Pour assurer la rentabilité du projet d'exploitation d'apatite de Mine Arnaud à Sept-Îles, le principal actionnaire du projet, Investissement Québec, compte sur des primes de vente élevées octroyées grâce à la qualité du minerai présent dans le gisement.

Selon un rapport de faisabilité effectué en juillet dernier, il faudrait que le prix de vente du phosphate - dont l'apatite est principalement constituée - atteigne 180,50 $US la tonne, en incluant les primes, pour que l'éventuel projet minier Arnaud enregistre un taux de rendement de 5 %.

Or, selon les plus récents chiffres de la Banque mondiale cités par la coalition Québec meilleure mine, le phosphate se vend actuellement à près de 100 $ la tonne. Les primes élevées prévues par Mine Arnaud « ne tiennent pas la route », estime la coalition, quand on compare le gisement à des projets similaires.

« Les calculs du projet d'Arianne Phosphate, à Saguenay, prévoient une prime d'environ 55 % sur le prix de base. Mine Arnaud prévoit des primes beaucoup plus élevées, mais n'explique pas ses calculs, critique le porte-parole de Québec meilleure mine, Ugo Lapointe. Les Québécois, qui financent massivement le projet par Investissement Québec, ne peuvent accepter ça aveuglément. » 

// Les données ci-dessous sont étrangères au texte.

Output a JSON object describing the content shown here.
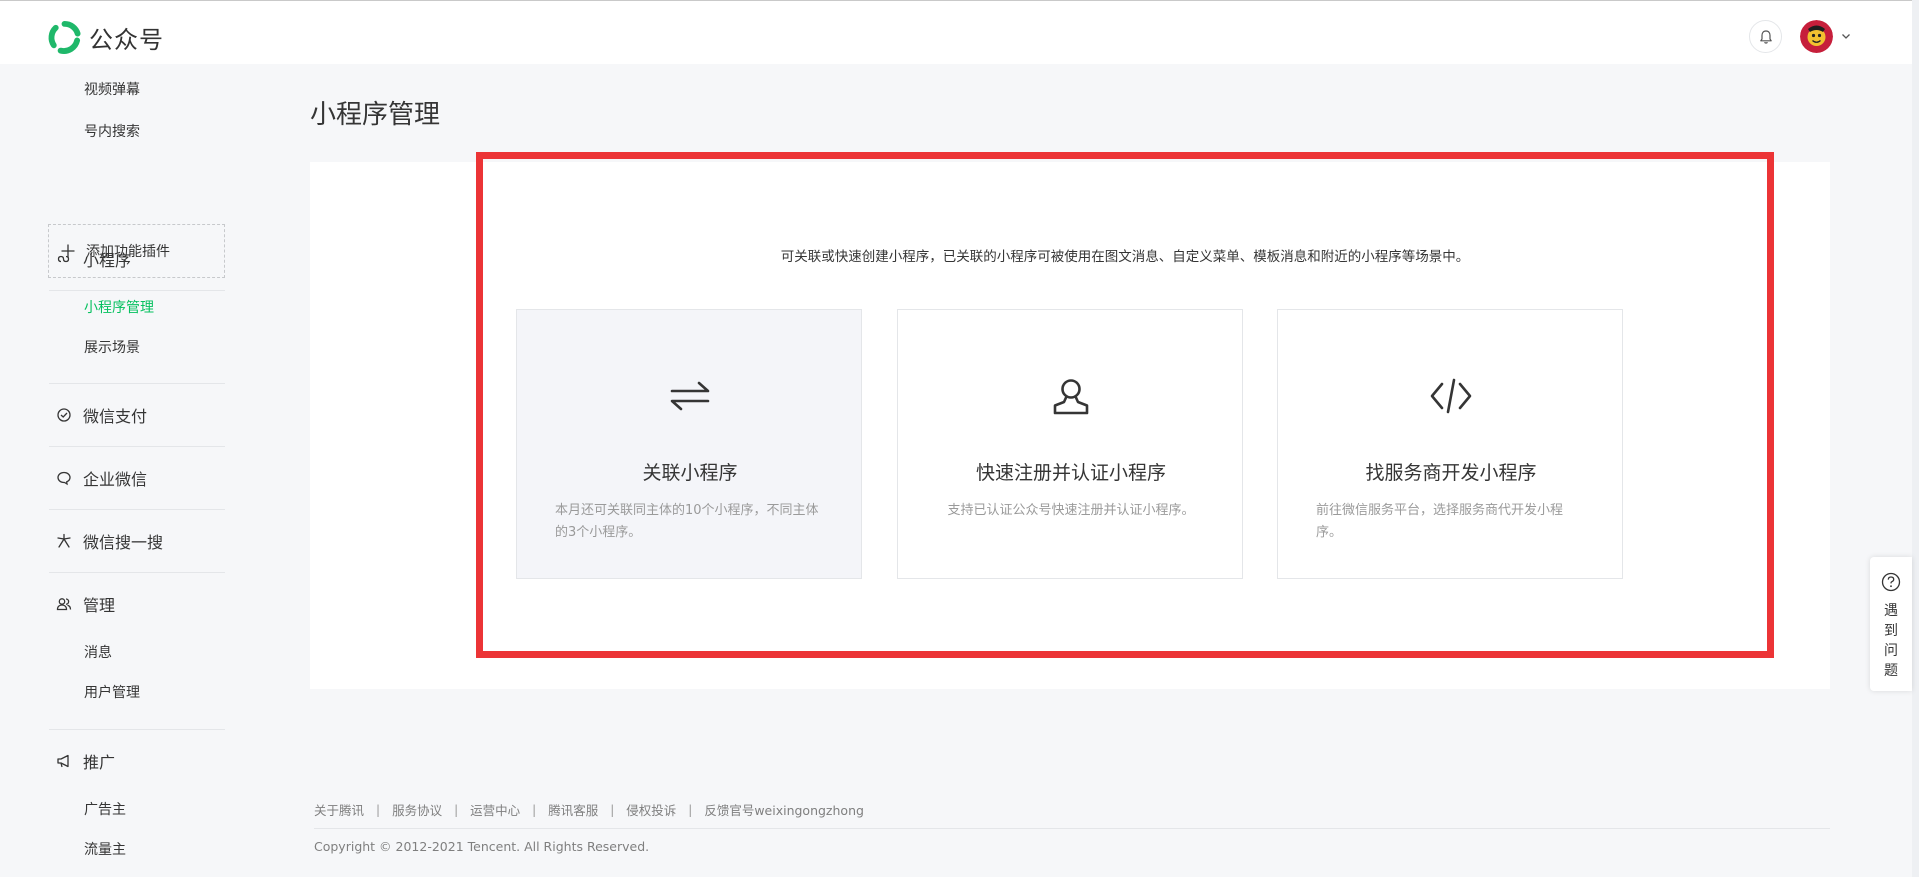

Un gisement d'une qualité « exceptionnelle »

La qualité du gisement de Sept-Îles est « exceptionnelle », estime Investissement Québec. C'est pourquoi le partenaire minoritaire du projet, la société norvégienne Yara, achètera l'ensemble de l'apatite extraite et prévoit obtenir des primes élevées dans des contrats de gré à gré avec ses clients.

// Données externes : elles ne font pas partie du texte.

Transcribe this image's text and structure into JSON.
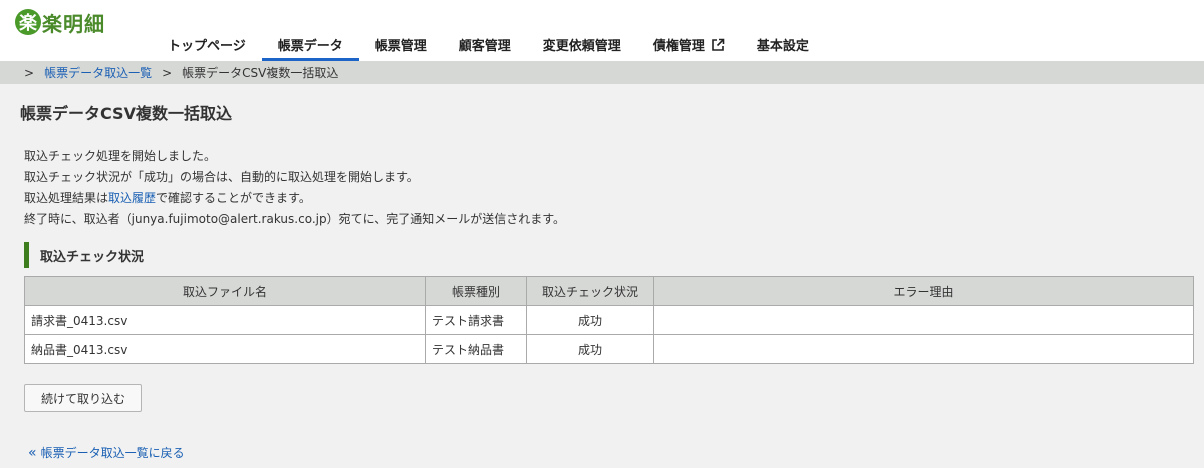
{
  "app": {
    "logo_mark": "楽",
    "logo_text": "楽明細"
  },
  "nav": {
    "items": [
      {
        "label": "トップページ"
      },
      {
        "label": "帳票データ"
      },
      {
        "label": "帳票管理"
      },
      {
        "label": "顧客管理"
      },
      {
        "label": "変更依頼管理"
      },
      {
        "label": "債権管理"
      },
      {
        "label": "基本設定"
      }
    ],
    "active_index": 1
  },
  "breadcrumb": {
    "sep": ">",
    "link": "帳票データ取込一覧",
    "current": "帳票データCSV複数一括取込"
  },
  "page": {
    "title": "帳票データCSV複数一括取込",
    "messages": {
      "line1": "取込チェック処理を開始しました。",
      "line2": "取込チェック状況が「成功」の場合は、自動的に取込処理を開始します。",
      "line3_prefix": "取込処理結果は",
      "line3_link": "取込履歴",
      "line3_suffix": "で確認することができます。",
      "line4": "終了時に、取込者（junya.fujimoto@alert.rakus.co.jp）宛てに、完了通知メールが送信されます。"
    },
    "section_title": "取込チェック状況"
  },
  "table": {
    "headers": [
      "取込ファイル名",
      "帳票種別",
      "取込チェック状況",
      "エラー理由"
    ],
    "rows": [
      [
        "請求書_0413.csv",
        "テスト請求書",
        "成功",
        ""
      ],
      [
        "納品書_0413.csv",
        "テスト納品書",
        "成功",
        ""
      ]
    ]
  },
  "buttons": {
    "continue": "続けて取り込む"
  },
  "back_link": {
    "icon": "«",
    "label": "帳票データ取込一覧に戻る"
  },
  "colors": {
    "accent_blue": "#1d64c8",
    "brand_green": "#4a9a2a",
    "section_bar": "#3d7d1e",
    "link": "#1a5fb4"
  }
}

« En termes de qualité de roche phosphatée, le gisement de Sept-Îles est parmi les meilleurs 20 % du marché. Quand on le compare avec ce qu'il y a au Maroc ou en Inde, deux pays qui ont des gisements avec plus d'impuretés, on remarque une grande différence », explique la porte-parole d'Investissement Québec, Chantal Corbeil.

En ayant un minerai avec une teneur en phosphate de près de 40 %, la société d'État croit obtenir une prime d'environ 80 $. Une deuxième prime entrerait aussi en jeu grâce à la pureté de l'apatite présente à la mine Arnaud.

« Mais Arianne Phosphate est dans la même catégorie que Mine Arnaud et ne prévoit pas des primes aussi élevées », répond toutefois Ugo Lapointe.

« Si Investissement Québec veut continuer dans cette voie [pour justifier son investissement], il doit montrer ses chiffres et expliquer ses calculs », martèle-t-il.

« Nous ne prévoyons pas sortir les chiffres, car Yara ne veut pas qu'on les dévoile, répond toutefois Mme Corbeil. [La société norvégienne] achètera l'ensemble de la production et la vendra à des producteurs dans le monde entier. Il est donc difficile de se comparer avec [Arianne Phosphate], qui vendra à plusieurs acheteurs et qui n'a pas accès à tous les clients de Yara », explique-t-elle.

Un marché instable

La coalition Québec meilleure mine ne croit pas aux primes prévues par Investissement Québec et doute que le projet soit rentable. Elle estime que le gouvernement devrait se retirer afin de ne pas s'engager dans un bourbier financier.

« Les prévisions de la Banque mondiale de la fin du mois de janvier indiquent que le prix du phosphate allait stagner ou baisser à moyen et long terme. L'avenir de cette industrie n'est pas rose », estime M. Lapointe.

Investissement Québec n'entend toutefois pas freiner son projet pour l'instant. Environ 300 emplois permanents doivent être créés par Mine Arnaud, et plus de 1000 emplois sont prévus pendant la phase de construction. L'investissement requis pour ce projet est de 750 millions, dont Québec assumera 465 millions.

Un rapport du Bureau d'audiences publiques sur l'environnement (BAPE), qui doit être rendu public au cours des prochains jours, est attendu de pied ferme par ceux qui sont opposés au projet.